[zeromq-dev] EPGM Congestion Control
steven.mccoy at miru.hk
Fri May 13 21:58:37 CEST 2011
On 13 May 2011 21:40, Martin Sustrik <sustrik at 250bpm.com> wrote:
> > 2. Correct me if I am wrong but I thought EPGM was PGM implemented over
> > UDP. If this is correct then after you create the datagram socket you
> > can set the option IP_MULTICAST_TTL via setsockopt. I do not believe
> > this is currently available in 0MQ. Is that correct?
> It's up to Steve to decide here. Does it make sense to set TTL in
> context of PGM? What does the spec say? Is it exposed in OpenPGM API?
> If so, there's no problem in adding it to 0MQ API.
It is available as a PGM socket option, PGM_MULTICAST_HOPS as per
It's presently hard coded inside ZeroMQ to 16, if you have Cisco hardware it
is recommended not to set it to 1.
> 3. Yes, I could provide a patch. I plan on using 0MQ to distribute
> > multiple prices feeds. It’s not realistic to batch prices until you have
> > a full UDP packet before sending them. This would add latency where it’s
> > not desired. I am assuming there is a timer tied to the queue which is
> > performing this limit. Is that timer configurable and what is the
> > default time interval?
> Ah. I thought you want the interoperability rather than low latency.

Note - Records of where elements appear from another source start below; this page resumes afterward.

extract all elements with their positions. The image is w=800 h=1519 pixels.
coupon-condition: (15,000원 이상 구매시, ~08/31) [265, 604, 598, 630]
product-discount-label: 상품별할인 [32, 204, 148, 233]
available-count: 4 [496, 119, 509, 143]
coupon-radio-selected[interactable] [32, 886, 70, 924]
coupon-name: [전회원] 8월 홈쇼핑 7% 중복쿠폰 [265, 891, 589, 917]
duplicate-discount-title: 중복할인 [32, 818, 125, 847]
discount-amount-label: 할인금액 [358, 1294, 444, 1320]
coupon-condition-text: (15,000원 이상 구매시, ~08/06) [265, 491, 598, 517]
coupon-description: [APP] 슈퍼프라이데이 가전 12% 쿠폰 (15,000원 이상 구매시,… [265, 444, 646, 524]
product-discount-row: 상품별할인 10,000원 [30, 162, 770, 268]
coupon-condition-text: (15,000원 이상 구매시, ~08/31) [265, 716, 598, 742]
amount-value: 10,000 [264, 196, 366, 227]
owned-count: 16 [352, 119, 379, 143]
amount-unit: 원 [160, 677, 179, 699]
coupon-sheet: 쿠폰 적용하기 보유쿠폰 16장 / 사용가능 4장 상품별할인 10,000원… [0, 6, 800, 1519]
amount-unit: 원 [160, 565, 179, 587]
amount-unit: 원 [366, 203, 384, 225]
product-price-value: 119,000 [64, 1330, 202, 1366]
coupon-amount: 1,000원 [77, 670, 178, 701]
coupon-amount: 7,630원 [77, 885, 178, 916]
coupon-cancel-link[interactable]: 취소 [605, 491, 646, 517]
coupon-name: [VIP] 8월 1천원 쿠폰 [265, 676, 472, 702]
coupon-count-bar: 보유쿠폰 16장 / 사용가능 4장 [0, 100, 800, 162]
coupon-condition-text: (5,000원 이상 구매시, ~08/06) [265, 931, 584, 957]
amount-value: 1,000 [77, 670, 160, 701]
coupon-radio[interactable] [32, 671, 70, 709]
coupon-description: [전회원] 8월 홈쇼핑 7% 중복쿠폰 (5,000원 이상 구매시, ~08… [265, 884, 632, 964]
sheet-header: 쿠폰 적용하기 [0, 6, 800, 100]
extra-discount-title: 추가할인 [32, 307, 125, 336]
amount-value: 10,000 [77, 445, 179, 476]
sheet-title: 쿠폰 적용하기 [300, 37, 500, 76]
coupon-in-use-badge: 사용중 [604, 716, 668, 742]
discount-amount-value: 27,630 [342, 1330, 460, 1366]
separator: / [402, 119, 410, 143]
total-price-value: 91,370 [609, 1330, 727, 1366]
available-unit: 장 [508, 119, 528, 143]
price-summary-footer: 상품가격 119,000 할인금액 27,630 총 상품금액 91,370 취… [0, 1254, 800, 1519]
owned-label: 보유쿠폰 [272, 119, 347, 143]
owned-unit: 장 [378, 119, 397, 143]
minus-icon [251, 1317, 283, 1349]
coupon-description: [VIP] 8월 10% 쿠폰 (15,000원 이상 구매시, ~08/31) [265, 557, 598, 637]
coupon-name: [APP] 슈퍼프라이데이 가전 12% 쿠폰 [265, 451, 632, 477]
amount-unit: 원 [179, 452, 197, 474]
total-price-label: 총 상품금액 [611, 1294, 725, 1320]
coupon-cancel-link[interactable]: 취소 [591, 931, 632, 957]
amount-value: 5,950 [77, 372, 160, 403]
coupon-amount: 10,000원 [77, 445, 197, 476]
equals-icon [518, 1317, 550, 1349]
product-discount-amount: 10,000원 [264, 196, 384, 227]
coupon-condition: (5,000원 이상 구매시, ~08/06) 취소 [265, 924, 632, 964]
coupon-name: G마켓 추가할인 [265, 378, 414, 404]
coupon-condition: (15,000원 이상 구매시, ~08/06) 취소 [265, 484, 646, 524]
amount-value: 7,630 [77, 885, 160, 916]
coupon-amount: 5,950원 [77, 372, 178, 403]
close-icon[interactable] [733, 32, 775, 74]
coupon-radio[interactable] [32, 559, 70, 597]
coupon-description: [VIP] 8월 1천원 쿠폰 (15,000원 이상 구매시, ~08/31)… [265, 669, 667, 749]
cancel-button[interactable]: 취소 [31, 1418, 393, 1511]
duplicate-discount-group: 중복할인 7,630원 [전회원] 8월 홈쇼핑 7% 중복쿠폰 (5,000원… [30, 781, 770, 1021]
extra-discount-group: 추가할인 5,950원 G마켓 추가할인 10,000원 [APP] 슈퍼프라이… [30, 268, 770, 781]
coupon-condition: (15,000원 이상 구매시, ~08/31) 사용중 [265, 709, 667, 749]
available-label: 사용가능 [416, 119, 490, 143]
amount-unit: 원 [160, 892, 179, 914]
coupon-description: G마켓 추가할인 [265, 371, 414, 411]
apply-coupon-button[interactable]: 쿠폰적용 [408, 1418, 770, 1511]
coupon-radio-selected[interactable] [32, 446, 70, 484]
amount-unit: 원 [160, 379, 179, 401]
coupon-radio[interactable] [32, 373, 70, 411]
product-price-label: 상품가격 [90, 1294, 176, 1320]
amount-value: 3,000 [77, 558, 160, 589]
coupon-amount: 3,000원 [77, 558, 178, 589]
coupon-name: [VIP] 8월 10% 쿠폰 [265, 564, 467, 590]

> No there's no timer. The messages are pushed to the network immediately,
> if possible. The only case when message batching happens is when
> publisher publishes them faster then the network is able to accept them.
> In such case there's no latency impact. Thus, sending one message per
> packet is unlikely to improve the performance.
To reiterate for Michael, this is how ZeroMQ provides high performance.
Messages are only delayed when the socket pushes back, your latencies are
driven by NIC performance and any interrupt coalescing. Timers are only
used when the transport fails, other messaging systems are effectively
re-implementing NIC interrupt coalescing and it is the synchronisation
overhead between the application and sending thread that significantly harms
performance as is discussed in the ZeroMQ whitepapers:
Back to PGM congestion control, this is an actual technology and it has
support inside OpenPGM, however current testing has shown a probable
protocol flaw that limits effective throughput to 10,000 messages per
second. There are no ZeroMQ bindings to enable PGM congestion control as I
don't consider it fit for production. It probably requires a long research
project with ns-2 or ns-3 to resolve.
There is even a PGM congestion control dedicated for wireless networks which
considers radio signal interference patterns, but no support for that is
planned until regular congestion control is more resilient at high speeds.